I recently happened to read some old posts from other developers who used to post here as well. It's a pretty sad thing that so many have been driven away over the years.


----------



## AdamKmusic

Is it loaded with every Spitfire library? haha


----------



## Van

AdamKmusic said:


> Is it loaded with every Spitfire library? haha


Ha! No, I know he, like the rest of us, keeps his samples on external drives.


----------



## Fever Phoenix

Van said:


> Long-time reader, new member here.
> 
> First, let me say I feel unworthy but extremely grateful. I hope he’s not tired of me spreading this all over social media, he very well may be, but perhaps it would be appreciated the _most_ here on V.I.
> 
> The myth, the man, the legend, Christian Henson himself, is sending me his personal Mac Pro.
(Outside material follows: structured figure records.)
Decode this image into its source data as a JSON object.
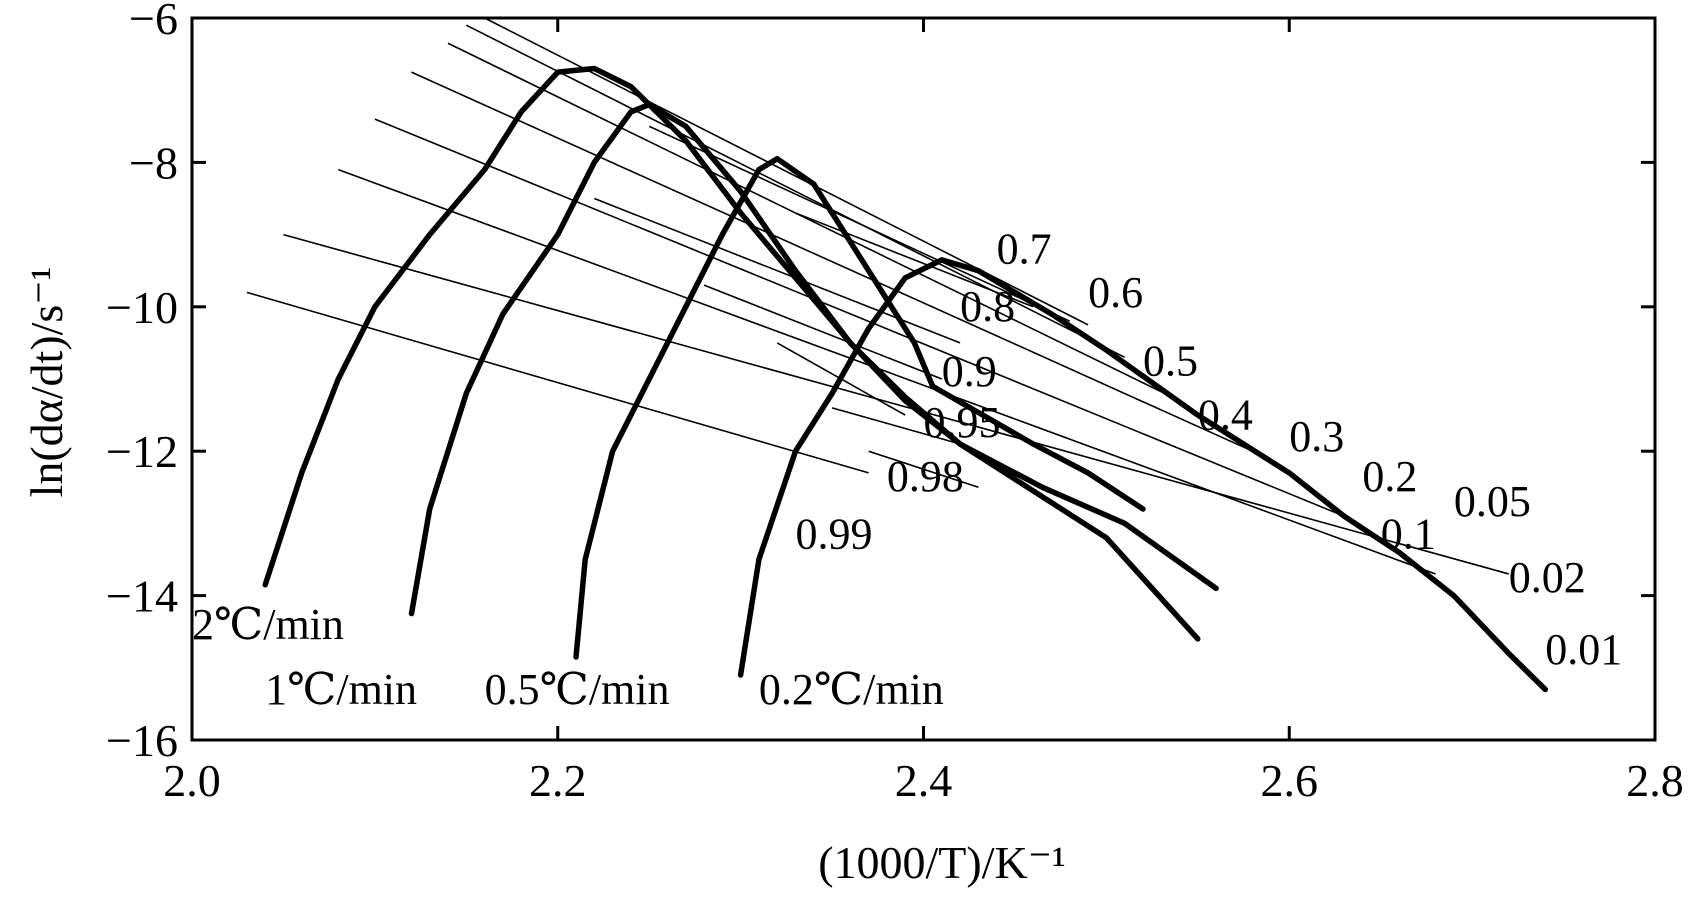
{
  "chart_data": {
    "type": "line",
    "xlabel": "(1000/T)/K⁻¹",
    "ylabel": "ln(dα/dt)/s⁻¹",
    "xlim": [
      2.0,
      2.8
    ],
    "ylim": [
      -16,
      -6
    ],
    "xticks": [
      2.0,
      2.2,
      2.4,
      2.6,
      2.8
    ],
    "xtick_labels": [
      "2.0",
      "2.2",
      "2.4",
      "2.6",
      "2.8"
    ],
    "yticks": [
      -6,
      -8,
      -10,
      -12,
      -14,
      -16
    ],
    "ytick_labels": [
      "−6",
      "−8",
      "−10",
      "−12",
      "−14",
      "−16"
    ],
    "grid": false,
    "series": [
      {
        "name": "2℃/min",
        "points": [
          [
            2.04,
            -13.85
          ],
          [
            2.06,
            -12.3
          ],
          [
            2.08,
            -11.0
          ],
          [
            2.1,
            -10.0
          ],
          [
            2.13,
            -9.0
          ],
          [
            2.16,
            -8.1
          ],
          [
            2.18,
            -7.3
          ],
          [
            2.2,
            -6.75
          ],
          [
            2.22,
            -6.7
          ],
          [
            2.24,
            -6.95
          ],
          [
            2.27,
            -7.7
          ],
          [
            2.3,
            -8.7
          ],
          [
            2.33,
            -9.6
          ],
          [
            2.36,
            -10.5
          ],
          [
            2.39,
            -11.25
          ],
          [
            2.42,
            -11.9
          ],
          [
            2.465,
            -12.5
          ],
          [
            2.51,
            -13.0
          ],
          [
            2.56,
            -13.9
          ]
        ]
      },
      {
        "name": "1℃/min",
        "points": [
          [
            2.12,
            -14.25
          ],
          [
            2.13,
            -12.8
          ],
          [
            2.15,
            -11.2
          ],
          [
            2.17,
            -10.1
          ],
          [
            2.2,
            -9.0
          ],
          [
            2.22,
            -8.0
          ],
          [
            2.24,
            -7.3
          ],
          [
            2.25,
            -7.2
          ],
          [
            2.27,
            -7.5
          ],
          [
            2.3,
            -8.4
          ],
          [
            2.33,
            -9.5
          ],
          [
            2.36,
            -10.5
          ],
          [
            2.39,
            -11.3
          ],
          [
            2.42,
            -11.9
          ],
          [
            2.5,
            -13.2
          ],
          [
            2.55,
            -14.6
          ]
        ]
      },
      {
        "name": "0.5℃/min",
        "points": [
          [
            2.21,
            -14.85
          ],
          [
            2.215,
            -13.5
          ],
          [
            2.23,
            -12.0
          ],
          [
            2.25,
            -11.0
          ],
          [
            2.27,
            -10.0
          ],
          [
            2.29,
            -9.0
          ],
          [
            2.31,
            -8.1
          ],
          [
            2.32,
            -7.95
          ],
          [
            2.34,
            -8.3
          ],
          [
            2.37,
            -9.5
          ],
          [
            2.395,
            -10.5
          ],
          [
            2.405,
            -11.1
          ],
          [
            2.46,
            -11.9
          ],
          [
            2.49,
            -12.3
          ],
          [
            2.52,
            -12.8
          ]
        ]
      },
      {
        "name": "0.2℃/min",
        "points": [
          [
            2.3,
            -15.1
          ],
          [
            2.31,
            -13.5
          ],
          [
            2.33,
            -12.0
          ],
          [
            2.35,
            -11.2
          ],
          [
            2.37,
            -10.3
          ],
          [
            2.39,
            -9.6
          ],
          [
            2.41,
            -9.35
          ],
          [
            2.43,
            -9.5
          ],
          [
            2.45,
            -9.8
          ],
          [
            2.47,
            -10.1
          ],
          [
            2.5,
            -10.6
          ],
          [
            2.55,
            -11.5
          ],
          [
            2.6,
            -12.3
          ],
          [
            2.63,
            -12.9
          ],
          [
            2.66,
            -13.4
          ],
          [
            2.69,
            -14.0
          ],
          [
            2.72,
            -14.8
          ],
          [
            2.74,
            -15.3
          ]
        ]
      }
    ],
    "isoconversional_lines": [
      {
        "alpha": "0.01",
        "label": "0.01",
        "x1": 2.03,
        "y1": -9.8,
        "x2": 2.37,
        "y2": -12.3
      },
      {
        "alpha": "0.02",
        "label": "0.02",
        "x1": 2.05,
        "y1": -9.0,
        "x2": 2.72,
        "y2": -13.7
      },
      {
        "alpha": "0.05",
        "label": "0.05",
        "x1": 2.08,
        "y1": -8.1,
        "x2": 2.68,
        "y2": -13.7
      },
      {
        "alpha": "0.1",
        "label": "0.1",
        "x1": 2.1,
        "y1": -7.4,
        "x2": 2.63,
        "y2": -12.9
      },
      {
        "alpha": "0.2",
        "label": "0.2",
        "x1": 2.12,
        "y1": -6.75,
        "x2": 2.58,
        "y2": -12.0
      },
      {
        "alpha": "0.3",
        "label": "0.3",
        "x1": 2.14,
        "y1": -6.35,
        "x2": 2.54,
        "y2": -11.3
      },
      {
        "alpha": "0.4",
        "label": "0.4",
        "x1": 2.15,
        "y1": -6.1,
        "x2": 2.51,
        "y2": -10.7
      },
      {
        "alpha": "0.5",
        "label": "0.5",
        "x1": 2.16,
        "y1": -6.0,
        "x2": 2.49,
        "y2": -10.25
      },
      {
        "alpha": "0.6",
        "label": "0.6",
        "x1": 2.25,
        "y1": -7.5,
        "x2": 2.48,
        "y2": -10.2
      },
      {
        "alpha": "0.7",
        "label": "0.7",
        "x1": 2.33,
        "y1": -8.7,
        "x2": 2.46,
        "y2": -10.0
      },
      {
        "alpha": "0.8",
        "label": "0.8",
        "x1": 2.22,
        "y1": -8.5,
        "x2": 2.42,
        "y2": -10.5
      },
      {
        "alpha": "0.9",
        "label": "0.9",
        "x1": 2.28,
        "y1": -9.7,
        "x2": 2.41,
        "y2": -11.0
      },
      {
        "alpha": "0.95",
        "label": "0.95",
        "x1": 2.32,
        "y1": -10.5,
        "x2": 2.39,
        "y2": -11.5
      },
      {
        "alpha": "0.98",
        "label": "0.98",
        "x1": 2.35,
        "y1": -11.4,
        "x2": 2.42,
        "y2": -11.9
      },
      {
        "alpha": "0.99",
        "label": "0.99",
        "x1": 2.37,
        "y1": -12.0,
        "x2": 2.43,
        "y2": -12.5
      }
    ],
    "iso_label_positions": [
      {
        "label": "0.7",
        "x": 2.44,
        "y": -9.4
      },
      {
        "label": "0.6",
        "x": 2.49,
        "y": -10.0
      },
      {
        "label": "0.8",
        "x": 2.42,
        "y": -10.2
      },
      {
        "label": "0.5",
        "x": 2.52,
        "y": -10.95
      },
      {
        "label": "0.4",
        "x": 2.55,
        "y": -11.7
      },
      {
        "label": "0.3",
        "x": 2.6,
        "y": -12.0
      },
      {
        "label": "0.9",
        "x": 2.41,
        "y": -11.1
      },
      {
        "label": "0.95",
        "x": 2.4,
        "y": -11.8
      },
      {
        "label": "0.2",
        "x": 2.64,
        "y": -12.55
      },
      {
        "label": "0.98",
        "x": 2.38,
        "y": -12.55
      },
      {
        "label": "0.05",
        "x": 2.69,
        "y": -12.9
      },
      {
        "label": "0.1",
        "x": 2.65,
        "y": -13.35
      },
      {
        "label": "0.99",
        "x": 2.33,
        "y": -13.35
      },
      {
        "label": "0.02",
        "x": 2.72,
        "y": -13.95
      },
      {
        "label": "0.01",
        "x": 2.74,
        "y": -14.95
      }
    ],
    "rate_label_positions": [
      {
        "label": "2℃/min",
        "x": 2.0,
        "y": -14.6
      },
      {
        "label": "1℃/min",
        "x": 2.04,
        "y": -15.5
      },
      {
        "label": "0.5℃/min",
        "x": 2.16,
        "y": -15.5
      },
      {
        "label": "0.2℃/min",
        "x": 2.31,
        "y": -15.5
      }
    ]
  }
}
I was scoping Black Friday sales on Spitfire’s site (disclaimer: _total, unapologetic fanboy here with an empty wallet to prove it_) and guess who was manning the support chat window but Christian himself! Like many of you, I’ve devoured and been inspired by his vlogs and think Spitfire is a top-flight class act so when I saw the name Christian in the chat window, I just had to ask if it was him. It was, which would have been awesome enough. I was looking at the Ton package, which he suggested as one of their favorites and it occurred to me that I had THE sample guy on the chat window so I went ahead and asked his opinion on going with a PC slave route vs a Mac Pro refurb, something I’ve long-debated but really don’t have the cash for anyway right now, and he replied:
> 
> 
> 
> 
> 
> 
> 
> I didn’t think he was serious or that maybe a co-worker got ahold of his keyboard or something. I was in shock. My disbelief must have gotten old because he posted a link to his Titter account:
> 
> 
> 
> 
> 
> 
> 
> So there you have it. I’m not sure how many people read the ‘new guy’ forum but please spread the word. I believe he did this as an example, a ‘put your money where your mouth is’ sort of thing. I’m floored, undeserving, über-appreciative, thrilled...
> 
> Anyone know his favorite American beer preferences?




wow! So it seems he is the guy he seems to be


----------



## Van

Fever Phoenix said:


> wow! So it seems he is the guy he seems to be


Certainly is!


----------